Which you should be damn used to by now.
Saige scowled at the silently sighed words, refusing to waste time feeling sorry for herself, no matter how scared she was. And there was no denying her fear, the sickly emotion coating her skin in a slick, clammy film. After spending her entire adult life in preparation for this moment, now that the time of the awakening had finally begun, terror consumed her. She wanted nothing more than to crawl into a safe pair of arms and seek comfort…solace. If not from her family, then from someone who at least cared about her. Who would wrap her in his arms and hold her tight, sheltering her in his strong, possessive embrace, even if only for a few stolen hours of peace.

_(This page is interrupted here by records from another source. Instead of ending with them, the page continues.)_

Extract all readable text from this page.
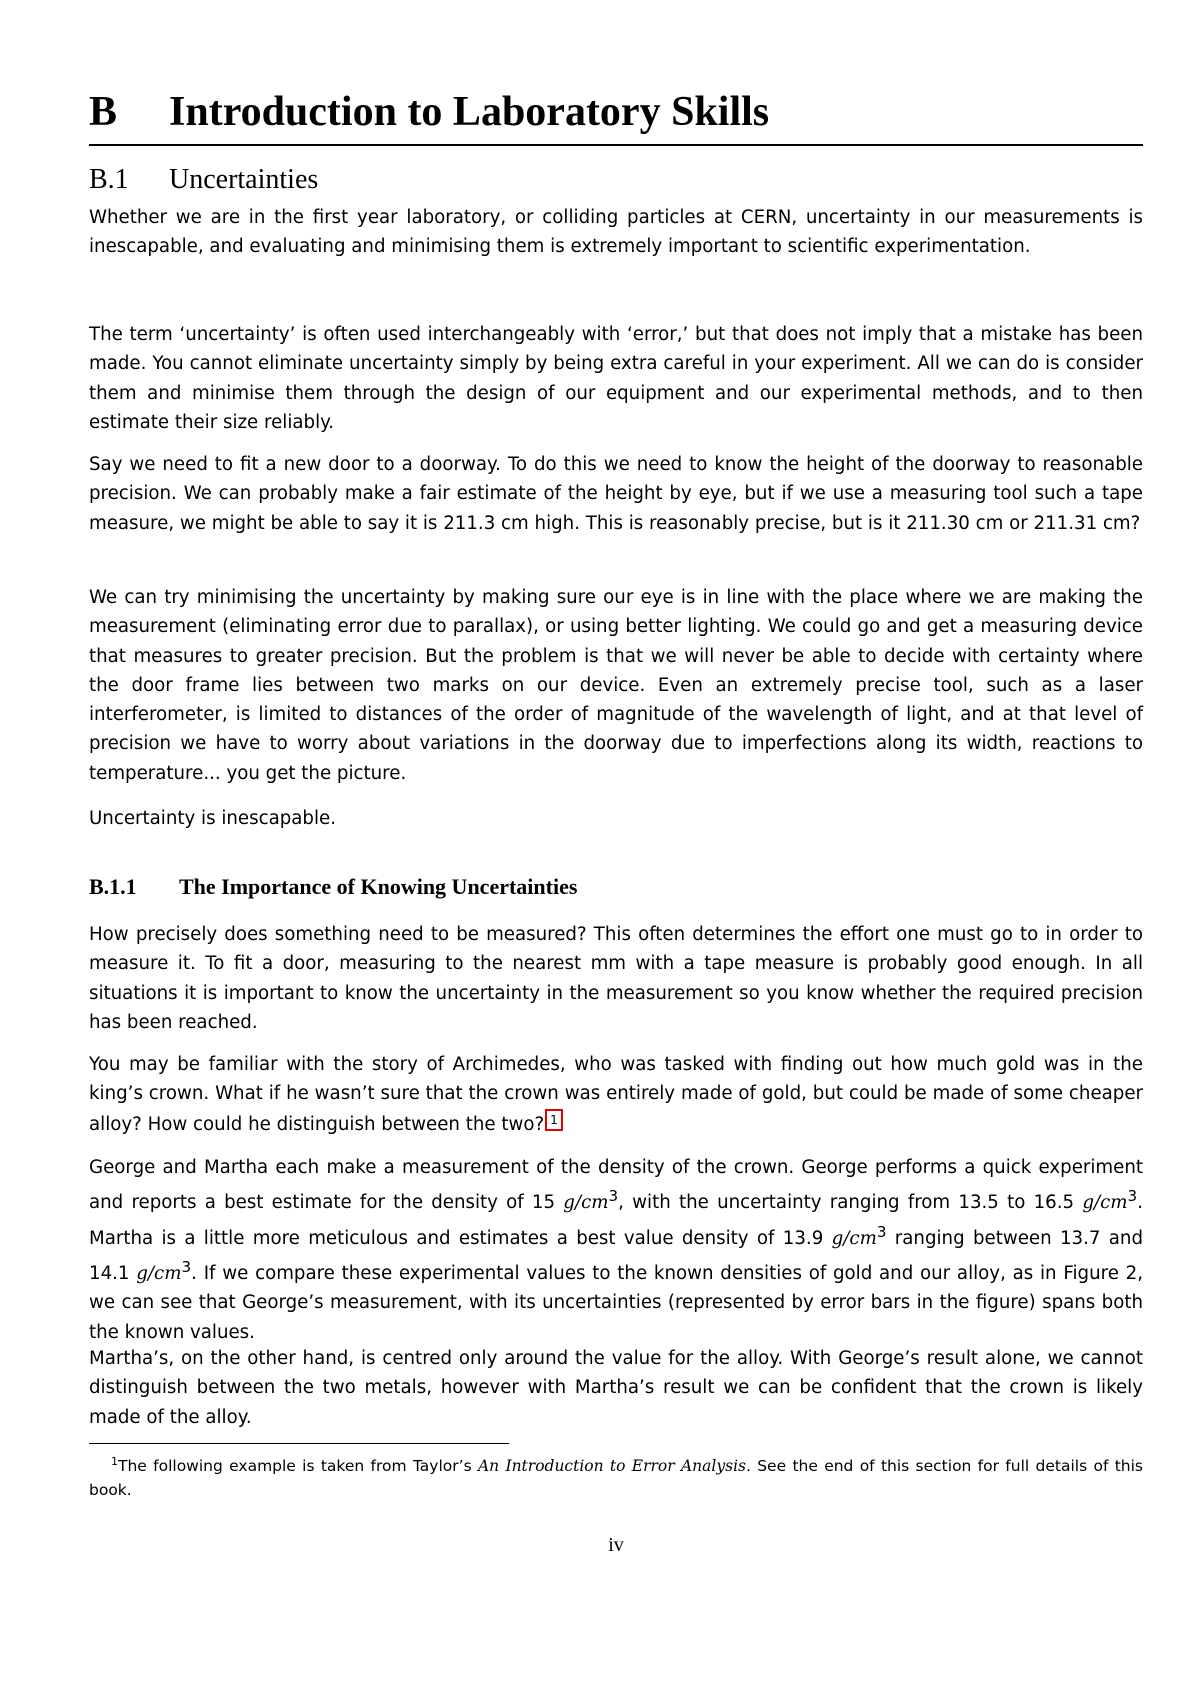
B Introduction to Laboratory Skills
B.1 Uncertainties

Whether we are in the first year laboratory, or colliding particles at CERN, uncertainty in our measurements is inescapable, and evaluating and minimising them is extremely important to scientific experimentation.

The term ‘uncertainty’ is often used interchangeably with ‘error,’ but that does not imply that a mistake has been made. You cannot eliminate uncertainty simply by being extra careful in your experiment. All we can do is consider them and minimise them through the design of our equipment and our experimental methods, and to then estimate their size reliably.

Say we need to fit a new door to a doorway. To do this we need to know the height of the doorway to reasonable precision. We can probably make a fair estimate of the height by eye, but if we use a measuring tool such a tape measure, we might be able to say it is 211.3 cm high. This is reasonably precise, but is it 211.30 cm or 211.31 cm?

We can try minimising the uncertainty by making sure our eye is in line with the place where we are making the measurement (eliminating error due to parallax), or using better lighting. We could go and get a measuring device that measures to greater precision. But the problem is that we will never be able to decide with certainty where the door frame lies between two marks on our device. Even an extremely precise tool, such as a laser interferometer, is limited to distances of the order of magnitude of the wavelength of light, and at that level of precision we have to worry about variations in the doorway due to imperfections along its width, reactions to temperature... you get the picture.

Uncertainty is inescapable.

B.1.1 The Importance of Knowing Uncertainties

How precisely does something need to be measured? This often determines the effort one must go to in order to measure it. To fit a door, measuring to the nearest mm with a tape measure is probably good enough. In all situations it is important to know the uncertainty in the measurement so you know whether the required precision has been reached.

You may be familiar with the story of Archimedes, who was tasked with finding out how much gold was in the king’s crown. What if he wasn’t sure that the crown was entirely made of gold, but could be made of some cheaper alloy? How could he distinguish between the two? 1

George and Martha each make a measurement of the density of the crown. George performs a quick experiment and reports a best estimate for the density of 15 $g/cm^3$, with the uncertainty ranging from 13.5 to 16.5 $g/cm^3$. Martha is a little more meticulous and estimates a best value density of 13.9 $g/cm^3$ ranging between 13.7 and 14.1 $g/cm^3$. If we compare these experimental values to the known densities of gold and our alloy, as in Figure 2, we can see that George’s measurement, with its uncertainties (represented by error bars in the figure) spans both the known values.

Martha’s, on the other hand, is centred only around the value for the alloy. With George’s result alone, we cannot distinguish between the two metals, however with Martha’s result we can be confident that the crown is likely made of the alloy.

$^1$The following example is taken from Taylor’s An Introduction to Error Analysis. See the end of this section for full details of this book.
iv
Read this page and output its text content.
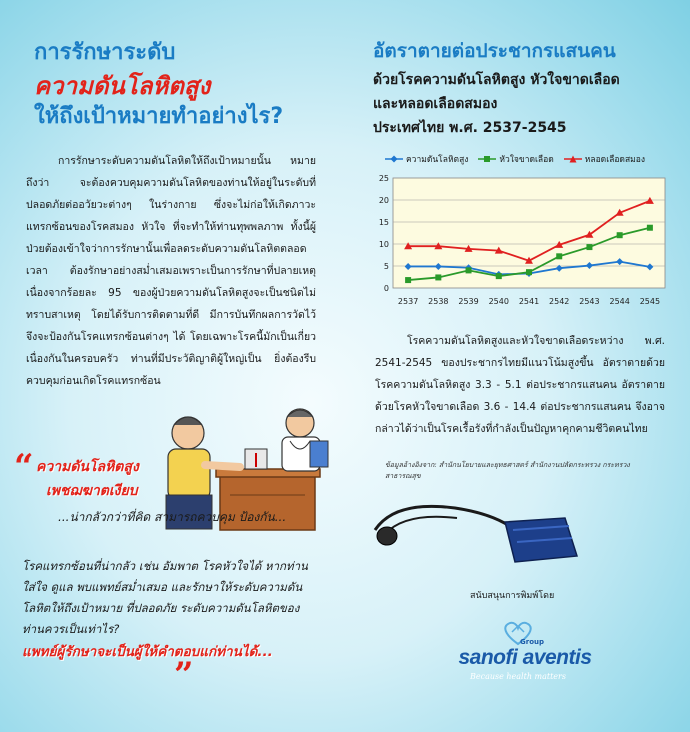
การรักษาระดับ
ความดันโลหิตสูง
ให้ถึงเป้าหมายทำอย่างไร?

การรักษาระดับความดันโลหิตให้ถึงเป้าหมายนั้น หมายถึงว่า จะต้องควบคุมความดันโลหิตของท่านให้อยู่ในระดับที่ปลอดภัยต่ออวัยวะต่างๆ ในร่างกาย ซึ่งจะไม่ก่อให้เกิดภาวะแทรกซ้อนของโรคสมอง หัวใจ ที่จะทำให้ท่านทุพพลภาพ ทั้งนี้ผู้ป่วยต้องเข้าใจว่าการรักษานั้นเพื่อลดระดับความดันโลหิตตลอดเวลา ต้องรักษาอย่างสม่ำเสมอเพราะเป็นการรักษาที่ปลายเหตุ เนื่องจากร้อยละ 95 ของผู้ป่วยความดันโลหิตสูงจะเป็นชนิดไม่ทราบสาเหตุ โดยได้รับการติดตามที่ดี มีการบันทึกผลการวัดไว้ จึงจะป้องกันโรคแทรกซ้อนต่างๆ ได้ โดยเฉพาะโรคนี้มักเป็นเกี่ยวเนื่องกันในครอบครัว ท่านที่มีประวัติญาติผู้ใหญ่เป็น ยิ่งต้องรีบควบคุมก่อนเกิดโรคแทรกซ้อน

“ ความดันโลหิตสูง
เพชฌฆาตเงียบ
...น่ากลัวกว่าที่คิด สามารถควบคุม ป้องกัน...
โรคแทรกซ้อนที่น่ากลัว เช่น อัมพาต โรคหัวใจได้ หากท่านใส่ใจ ดูแล พบแพทย์สม่ำเสมอ และรักษาให้ระดับความดันโลหิตให้ถึงเป้าหมาย ที่ปลอดภัย ระดับความดันโลหิตของท่านควรเป็นเท่าไร?
แพทย์ผู้รักษาจะเป็นผู้ให้คำตอบแก่ท่านได้...
”
อัตราตายต่อประชากรแสนคน
ด้วยโรคความดันโลหิตสูง หัวใจขาดเลือด
และหลอดเลือดสมอง
ประเทศไทย พ.ศ. 2537-2545
ความดันโลหิตสูง	หัวใจขาดเลือด	หลอดเลือดสมอง
0
5
10
15
20
25
2537 2538 2539 2540 2541 2542 2543 2544 2545

โรคความดันโลหิตสูงและหัวใจขาดเลือดระหว่าง พ.ศ. 2541-2545 ของประชากรไทยมีแนวโน้มสูงขึ้น อัตราตายด้วยโรคความดันโลหิตสูง 3.3 - 5.1 ต่อประชากรแสนคน อัตราตายด้วยโรคหัวใจขาดเลือด 3.6 - 14.4 ต่อประชากรแสนคน จึงอาจกล่าวได้ว่าเป็นโรคเรื้อรังที่กำลังเป็นปัญหาคุกคามชีวิตคนไทย

ข้อมูลอ้างอิงจาก: สำนักนโยบายและยุทธศาสตร์ สำนักงานปลัดกระทรวง กระทรวงสาธารณสุข
สนับสนุนการพิมพ์โดย
Group
sanofi aventis
Because health matters
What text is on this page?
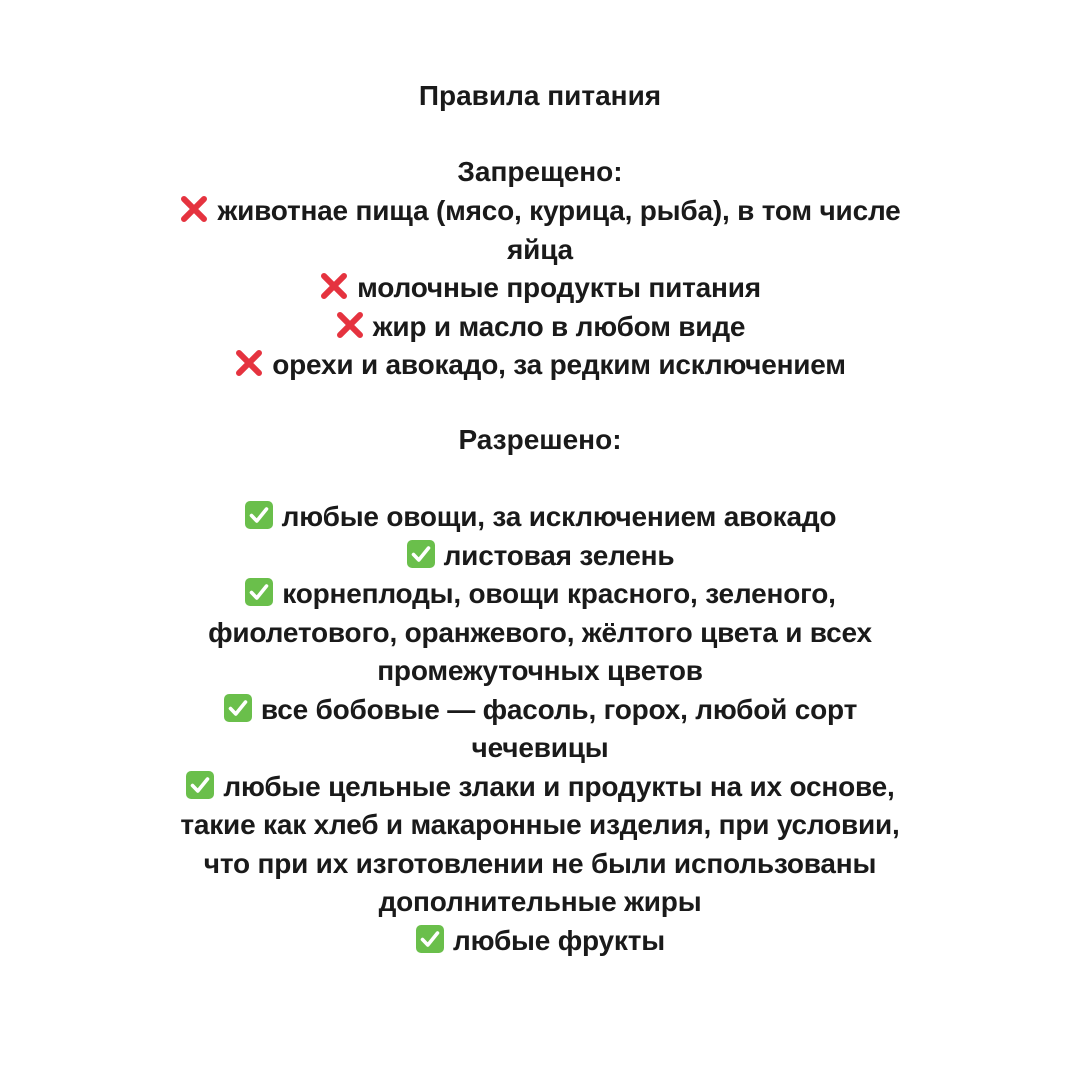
Правила питания
Запрещено:
животнае пища (мясо, курица, рыба), в том числе яйца
молочные продукты питания
жир и масло в любом виде
орехи и авокадо, за редким исключением
Разрешено:
любые овощи, за исключением авокадо
листовая зелень
корнеплоды, овощи красного, зеленого, фиолетового, оранжевого, жёлтого цвета и всех промежуточных цветов
все бобовые — фасоль, горох, любой сорт чечевицы
любые цельные злаки и продукты на их основе, такие как хлеб и макаронные изделия, при условии, что при их изготовлении не были использованы дополнительные жиры
любые фрукты
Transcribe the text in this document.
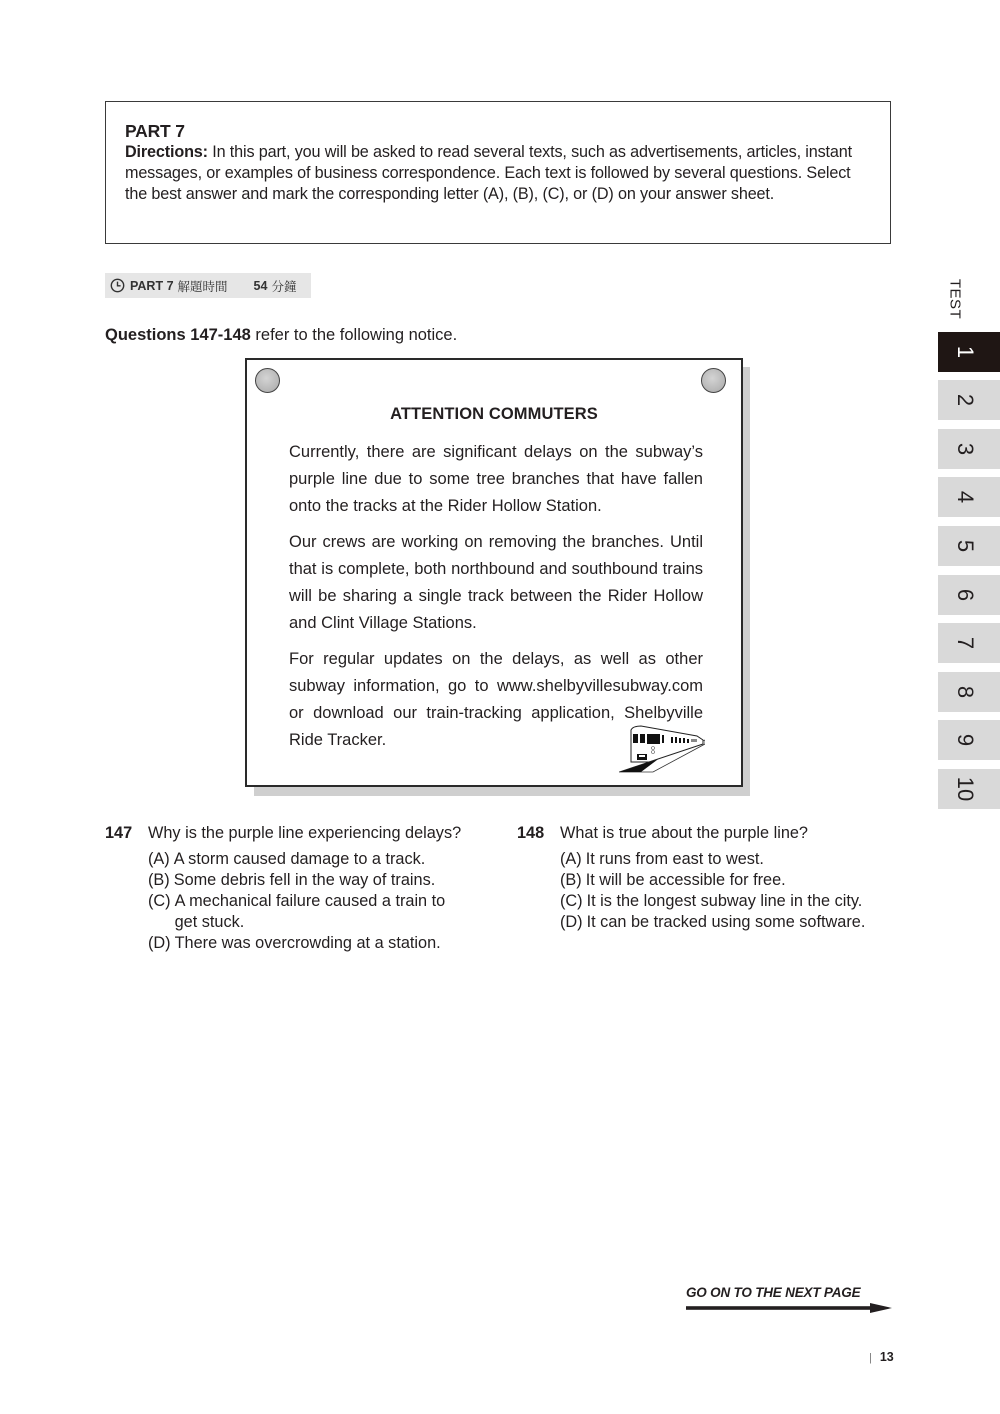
PART 7
Directions: In this part, you will be asked to read several texts, such as advertisements, articles, instant messages, or examples of business correspondence. Each text is followed by several questions. Select the best answer and mark the corresponding letter (A), (B), (C), or (D) on your answer sheet.
PART 7 解題時間 54 分鐘
Questions 147-148 refer to the following notice.
ATTENTION COMMUTERS

Currently, there are significant delays on the subway’s purple line due to some tree branches that have fallen onto the tracks at the Rider Hollow Station.

Our crews are working on removing the branches. Until that is complete, both northbound and southbound trains will be sharing a single track between the Rider Hollow and Clint Village Stations.

For regular updates on the delays, as well as other subway information, go to www.shelbyvillesubway.com or download our train-tracking application, Shelbyville Ride Tracker.

147 Why is the purple line experiencing delays?
(A) A storm caused damage to a track.
(B) Some debris fell in the way of trains.
(C) A mechanical failure caused a train to get stuck.
(D) There was overcrowding at a station.
148 What is true about the purple line?
(A) It runs from east to west.
(B) It will be accessible for free.
(C) It is the longest subway line in the city.
(D) It can be tracked using some software.
TEST
1
2
3
4
5
6
7
8
9
10
GO ON TO THE NEXT PAGE
| 13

Dream on, Saige—because in case you didn’t notice, this isn’t a fairy tale.
Other than her mother, the closest she’d ever come to having anyone take an interest in what happened to her was the Watchmen, but even they’d abandoned her now. There’d been a moment back at the bar when she’d thought there was a chance the gorgeous stranger was another of the mysterious “watchers,” like the man who’d disappeared earlier that week, but it was a benchmark of their organization that they always kept their distance, never getting as close as he had. Saige figured she should know, considering she and her brothers had been under surveillance for years, if not their entire lives, by the shape-shifters whose job it was to watch over the ancient bloodlines.